Any word on storage? I wonder if they switched to ufs and SOC is a bit of a red herring on feeling faster. I'd think app opening and stuff is memory and storage dependent, considering the a8 was no slouch.
 
@Crono: There is no such thing as "lag free." I think you know that.

I can make any system lag given 5 minutes.
 
@Crono: There is no such thing as "lag free." I think you know that.

I can make any system lag given 5 minutes.

I'm talking about navigating within the OS under normal conditions with a few apps open and browsing (basically how I typically use my smartphone), not torture testing the device.

I think you should know that. Maybe I should have used the word "relatively" because what I am looking for is something better, not a perfect device. I've seen hitching and lag on past iOS devices, despite claims to the contrary (and the situation on Android and WP has been the same).
 
Last edited:
The reports are that the new 6s/+ line feels noticeably faster.

Also lots of people report lag with the old 6 plus. I don't know if this due to memory, CPU, or GPU, but it's moot because all three have been drastically improved on the 6s plus, and the lag is gone.

Also, the 6s line gets much faster TouchID too.

Interesting... if this proves to be the case, this may be the first iPhone I get. 3D Touch intrigues me, and if I can customize the UI a little via jailbreak later (the UI is something I've never been a fan of) it'll make it an easier decision.

Camera and other hardware specs look good otherwise.
 
I'm talking about navigating within the OS under normal conditions and browsing, not torture testing the device.

I think you should know that.

:hmm:

I really do think there is no lag-free system under any definition of lag. In case of iOS, lag is built-in in the form of animation which in turn exists to hide more unpleasant lags. Depending on what individual user does, lags will be perceived sooner or later even to those who are less sensitive.

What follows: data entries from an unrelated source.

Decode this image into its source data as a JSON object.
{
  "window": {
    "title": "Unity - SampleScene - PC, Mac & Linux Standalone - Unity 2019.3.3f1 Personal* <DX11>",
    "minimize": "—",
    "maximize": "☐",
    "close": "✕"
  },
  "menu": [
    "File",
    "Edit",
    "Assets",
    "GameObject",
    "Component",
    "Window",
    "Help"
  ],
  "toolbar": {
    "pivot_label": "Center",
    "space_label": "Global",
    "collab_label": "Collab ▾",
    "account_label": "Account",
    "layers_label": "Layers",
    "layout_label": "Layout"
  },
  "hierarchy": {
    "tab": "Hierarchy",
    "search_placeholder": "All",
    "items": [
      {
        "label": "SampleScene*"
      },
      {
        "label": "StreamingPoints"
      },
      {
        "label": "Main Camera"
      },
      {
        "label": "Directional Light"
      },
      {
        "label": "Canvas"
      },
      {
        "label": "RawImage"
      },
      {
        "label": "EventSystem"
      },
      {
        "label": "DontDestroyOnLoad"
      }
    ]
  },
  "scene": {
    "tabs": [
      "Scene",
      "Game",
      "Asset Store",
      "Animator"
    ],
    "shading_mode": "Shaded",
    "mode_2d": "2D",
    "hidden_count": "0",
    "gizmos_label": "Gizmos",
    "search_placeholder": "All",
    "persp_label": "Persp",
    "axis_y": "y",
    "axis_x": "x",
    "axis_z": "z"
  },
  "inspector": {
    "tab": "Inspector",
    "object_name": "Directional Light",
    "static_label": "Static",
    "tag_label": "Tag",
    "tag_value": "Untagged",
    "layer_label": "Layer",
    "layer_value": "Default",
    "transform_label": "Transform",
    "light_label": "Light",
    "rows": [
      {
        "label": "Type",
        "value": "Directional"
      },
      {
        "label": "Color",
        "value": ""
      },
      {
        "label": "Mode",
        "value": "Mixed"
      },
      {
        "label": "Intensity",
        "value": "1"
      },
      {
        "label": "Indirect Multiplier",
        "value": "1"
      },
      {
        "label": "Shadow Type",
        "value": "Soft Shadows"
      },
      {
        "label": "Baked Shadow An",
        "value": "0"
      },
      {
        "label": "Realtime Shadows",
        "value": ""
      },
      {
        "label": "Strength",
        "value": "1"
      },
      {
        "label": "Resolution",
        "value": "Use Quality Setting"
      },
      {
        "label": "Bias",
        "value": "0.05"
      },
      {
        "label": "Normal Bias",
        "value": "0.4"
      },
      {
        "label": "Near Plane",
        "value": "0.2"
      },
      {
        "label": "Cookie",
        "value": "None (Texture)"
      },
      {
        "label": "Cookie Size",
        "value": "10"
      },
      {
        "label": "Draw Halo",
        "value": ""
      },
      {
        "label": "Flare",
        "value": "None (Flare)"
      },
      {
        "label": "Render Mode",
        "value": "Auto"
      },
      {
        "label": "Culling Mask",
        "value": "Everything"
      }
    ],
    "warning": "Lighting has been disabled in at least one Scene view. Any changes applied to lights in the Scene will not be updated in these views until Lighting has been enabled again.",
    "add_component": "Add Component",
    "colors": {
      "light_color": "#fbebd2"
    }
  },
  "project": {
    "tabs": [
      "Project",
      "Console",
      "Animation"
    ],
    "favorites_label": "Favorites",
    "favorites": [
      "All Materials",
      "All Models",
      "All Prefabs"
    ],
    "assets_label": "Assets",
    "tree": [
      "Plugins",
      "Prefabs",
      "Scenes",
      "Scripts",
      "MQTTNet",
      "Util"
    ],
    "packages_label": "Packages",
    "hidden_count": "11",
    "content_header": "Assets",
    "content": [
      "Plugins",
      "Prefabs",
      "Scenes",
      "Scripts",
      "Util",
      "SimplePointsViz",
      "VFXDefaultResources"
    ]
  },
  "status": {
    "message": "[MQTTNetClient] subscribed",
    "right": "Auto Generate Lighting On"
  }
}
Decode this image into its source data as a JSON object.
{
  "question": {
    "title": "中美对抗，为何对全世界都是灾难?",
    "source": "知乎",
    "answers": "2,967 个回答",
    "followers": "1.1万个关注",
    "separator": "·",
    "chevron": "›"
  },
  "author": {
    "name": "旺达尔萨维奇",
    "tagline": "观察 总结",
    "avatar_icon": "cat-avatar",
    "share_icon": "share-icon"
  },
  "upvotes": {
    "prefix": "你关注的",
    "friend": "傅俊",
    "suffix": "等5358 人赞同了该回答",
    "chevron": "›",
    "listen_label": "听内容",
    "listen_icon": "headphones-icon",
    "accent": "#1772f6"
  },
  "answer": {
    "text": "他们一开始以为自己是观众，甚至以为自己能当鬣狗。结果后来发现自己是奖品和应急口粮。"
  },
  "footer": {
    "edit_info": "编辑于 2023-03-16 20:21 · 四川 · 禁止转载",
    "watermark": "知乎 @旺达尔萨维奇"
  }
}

But compared with other smartphones, I predict the 6s/plus should handle lags more graciously given the SOC powering them at least within the bounds of its 2GB RAM.
 
I think, given the terrible level of optimization on x86, it's best to just take Geekbench as completely separate benchmarks on Android, iOS and x86 whose score values have no meaning between platforms.